Strength in the so-called Magnificent Seven technology stocks will continue to propel equity markets, while financials will be the best performing S&P 500 sector through the end of the year. The call comes after the broad equities benchmark posted its best week in the last 12 months, driven by investors’ belief that a Trump presidency will be good for Corporate America.

Tyler reiterated his tactically bullish view and recommends a barbell approach to play the rally through the end of 2024. He’s cautious on energy due to a disappointing earnings season for the segment.

The note didn’t speculate on what will happen in 2025, however, where bigger risks lie ahead.

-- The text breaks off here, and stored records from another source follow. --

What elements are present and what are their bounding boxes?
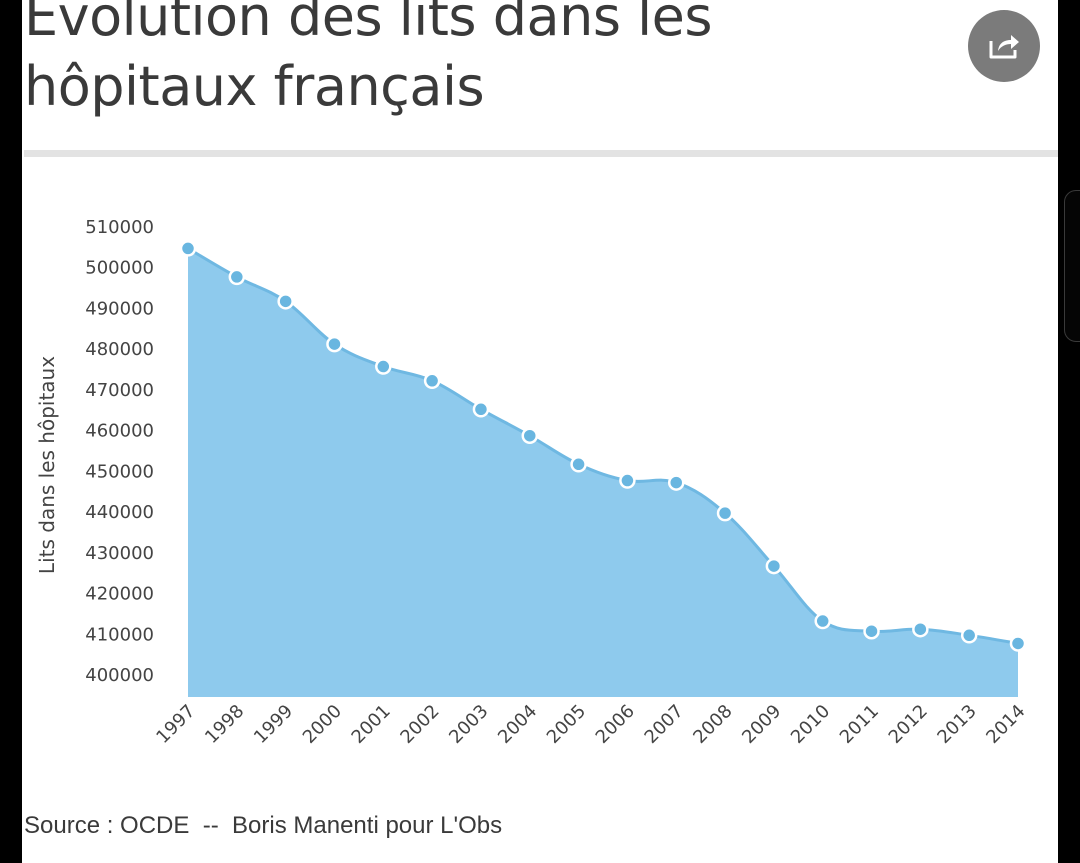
x-tick-label: 2014 <box>982 701 1029 748</box>
data-point-2004[interactable] <box>521 427 539 444</box>
y-tick-label: 500000 <box>85 258 154 279</box>
y-tick-label: 480000 <box>85 339 154 360</box>
data-point-2003[interactable] <box>472 401 490 418</box>
data-point-2002[interactable] <box>423 372 441 390</box>
area-fill <box>188 248 1018 697</box>
x-tick-label: 1997 <box>152 701 199 748</box>
y-tick-label: 510000 <box>85 217 154 238</box>
y-tick-label: 410000 <box>85 624 154 645</box>
data-point-2008[interactable] <box>716 504 734 522</box>
x-tick-label: 2006 <box>592 701 639 748</box>
x-tick-label: 2010 <box>787 701 834 748</box>
x-tick-label: 2004 <box>494 701 541 748</box>
y-tick-label: 490000 <box>85 298 154 319</box>
x-tick-label: 1998 <box>201 701 248 748</box>
data-point-2013[interactable] <box>960 627 978 644</box>
y-axis-label: Lits dans les hôpitaux <box>35 356 59 574</box>
data-point-2011[interactable] <box>863 622 880 640</box>
data-point-1997[interactable] <box>179 240 197 257</box>
x-tick-label: 2000 <box>299 701 346 748</box>
x-tick-label: 2005 <box>543 701 590 748</box>
source-credit: Source : OCDE -- Boris Manenti pour L'Ob… <box>24 812 503 839</box>
x-tick-label: 2009 <box>738 701 785 748</box>
data-point-2005[interactable] <box>570 456 587 473</box>
y-tick-label: 440000 <box>85 502 154 523</box>
data-point-2007[interactable] <box>667 474 685 491</box>
share-button[interactable] <box>968 10 1040 82</box>
y-tick-label: 420000 <box>85 584 154 605</box>
x-tick-label: 2001 <box>348 701 395 748</box>
x-tick-label: 1999 <box>250 701 297 748</box>
data-point-2012[interactable] <box>912 620 929 638</box>
y-tick-label: 460000 <box>85 421 154 442</box>
y-tick-label: 470000 <box>85 380 154 401</box>
data-point-2010[interactable] <box>814 612 831 630</box>
x-tick-label: 2008 <box>689 701 736 748</box>
y-tick-label: 450000 <box>85 461 154 482</box>
data-point-2009[interactable] <box>765 557 783 575</box>
title-divider <box>24 150 1058 157</box>
x-tick-label: 2011 <box>836 701 883 748</box>
y-tick-label: 400000 <box>85 665 154 686</box>
share-icon <box>989 35 1019 59</box>
x-tick-label: 2003 <box>445 701 492 748</box>
data-point-2014[interactable] <box>1009 635 1027 652</box>
data-point-2001[interactable] <box>375 358 392 375</box>
data-point-2000[interactable] <box>326 335 343 353</box>
x-tick-label: 2013 <box>933 701 980 748</box>
x-tick-label: 2012 <box>885 701 932 748</box>
x-tick-label: 2002 <box>396 701 443 748</box>
y-tick-label: 430000 <box>85 543 154 564</box>
data-point-2006[interactable] <box>619 472 636 489</box>
x-tick-label: 2007 <box>641 701 688 748</box>
side-edge <box>1064 190 1080 342</box>
page-title: Evolution des lits dans les hôpitaux fra… <box>24 0 712 118</box>
data-point-1998[interactable] <box>228 268 246 286</box>
data-point-1999[interactable] <box>277 293 294 310</box>
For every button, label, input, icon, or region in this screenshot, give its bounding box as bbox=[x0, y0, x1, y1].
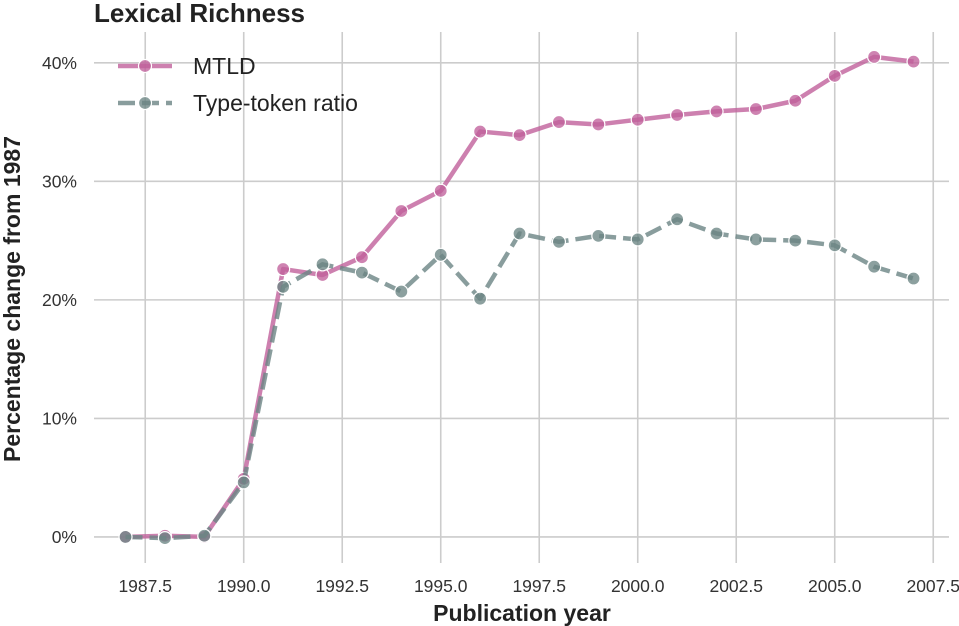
data-point bbox=[473, 124, 488, 139]
data-point bbox=[551, 114, 567, 130]
legend-item-type-token-ratio: Type-token ratio bbox=[118, 90, 358, 116]
y-tick-label: 20% bbox=[42, 290, 77, 310]
data-point bbox=[197, 528, 212, 543]
data-point bbox=[827, 238, 842, 253]
data-point bbox=[276, 261, 291, 277]
data-point bbox=[473, 291, 488, 306]
data-point bbox=[867, 259, 882, 274]
data-point bbox=[867, 49, 882, 64]
x-tick-label: 1987.5 bbox=[118, 576, 172, 596]
data-point bbox=[236, 475, 251, 490]
x-tick-label: 2000.0 bbox=[611, 576, 665, 596]
data-point bbox=[748, 101, 764, 117]
y-tick-labels: 0% 10% 20% 30% 40% bbox=[42, 53, 77, 547]
legend-swatch-marker bbox=[137, 95, 153, 111]
x-tick-label: 1997.5 bbox=[512, 576, 566, 596]
data-point bbox=[670, 212, 685, 227]
series-type-token-ratio bbox=[118, 212, 921, 546]
legend-label: MTLD bbox=[193, 53, 256, 79]
y-tick-label: 30% bbox=[42, 171, 77, 191]
y-tick-label: 40% bbox=[42, 53, 77, 73]
y-axis-label: Percentage change from 1987 bbox=[0, 136, 25, 462]
x-axis-label: Publication year bbox=[433, 600, 611, 626]
data-point bbox=[394, 284, 409, 299]
x-tick-labels: 1987.5 1990.0 1992.5 1995.0 1997.5 2000.0 2002… bbox=[118, 576, 959, 596]
data-point bbox=[906, 54, 921, 69]
data-point bbox=[354, 250, 370, 265]
y-tick-label: 10% bbox=[42, 408, 77, 428]
data-point bbox=[591, 117, 606, 132]
data-point bbox=[591, 228, 606, 243]
data-point bbox=[709, 104, 724, 119]
data-point bbox=[118, 529, 133, 545]
series-mtld bbox=[118, 49, 921, 545]
data-point bbox=[551, 234, 567, 249]
data-point bbox=[906, 271, 921, 286]
x-tick-label: 2005.0 bbox=[808, 576, 862, 596]
data-point bbox=[433, 247, 448, 262]
x-tick-label: 2007.5 bbox=[906, 576, 959, 596]
legend: MTLD Type-token ratio bbox=[118, 53, 358, 116]
x-tick-label: 2002.5 bbox=[709, 576, 763, 596]
data-point bbox=[670, 107, 685, 123]
legend-item-mtld: MTLD bbox=[118, 53, 256, 79]
legend-label: Type-token ratio bbox=[193, 90, 358, 116]
data-point bbox=[394, 203, 409, 219]
data-point bbox=[827, 68, 842, 83]
y-tick-label: 0% bbox=[52, 527, 77, 547]
data-point bbox=[276, 279, 291, 294]
x-tick-label: 1992.5 bbox=[315, 576, 369, 596]
chart-title: Lexical Richness bbox=[94, 0, 305, 28]
data-point bbox=[512, 226, 527, 241]
data-point bbox=[788, 93, 803, 108]
x-tick-label: 1995.0 bbox=[414, 576, 468, 596]
data-point bbox=[748, 232, 764, 247]
data-point bbox=[512, 128, 527, 143]
data-point bbox=[630, 232, 645, 247]
data-point bbox=[315, 257, 330, 272]
series-layer bbox=[118, 49, 921, 546]
data-point bbox=[433, 183, 448, 198]
data-point bbox=[157, 531, 173, 546]
data-point bbox=[788, 233, 803, 248]
data-point bbox=[354, 265, 370, 280]
x-tick-label: 1990.0 bbox=[217, 576, 271, 596]
legend-swatch-marker bbox=[137, 58, 153, 74]
data-point bbox=[709, 226, 724, 241]
data-point bbox=[630, 112, 645, 127]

The Federal Reserve is moving cautiously on interest rate cuts, in part because many of Trump’s policies, from deporting undocumented workers to stymieing trade through protectionist tariffs, are considered inflationary.

With Treasury yields back on the rise, they could put a lid on future equity gains, as the S&P 500 is up 50% in the past two years, trading above 6,000 for the first time ever, and valued at 23 times projected earnings, about 40% more than its average since 2000.

JPMorgan’s trading desk isn’t alone. Many Wall Street pros are bullish about the stock market heading into the end of the year. Part of the reason is simply that the US election removed a hurdle of uncertainty and now equities are entering a seasonally positive period.

On Monday, Morgan Stanley strategists led by Mike Wilson said the post-election stock rally that kicked off last week is on track to continue, particularly in shares of financials, industrials, and commodity cyclicals. At Oppenheimer Asset Management, chief investment strategist John Stoltzfus lifted his year-end S&P 500 target to a Street high of 6,200. And Evercore ISI’s Julian Emanuel said last week that the bull market in stocks was just getting started.

That said, even As JPMorgan’s trading desk shared its near-term bullish view, the bank’s equity research strategists, who represent the house view, were already warning that yields approaching 5% will be a hurdle for risk assets going into next year.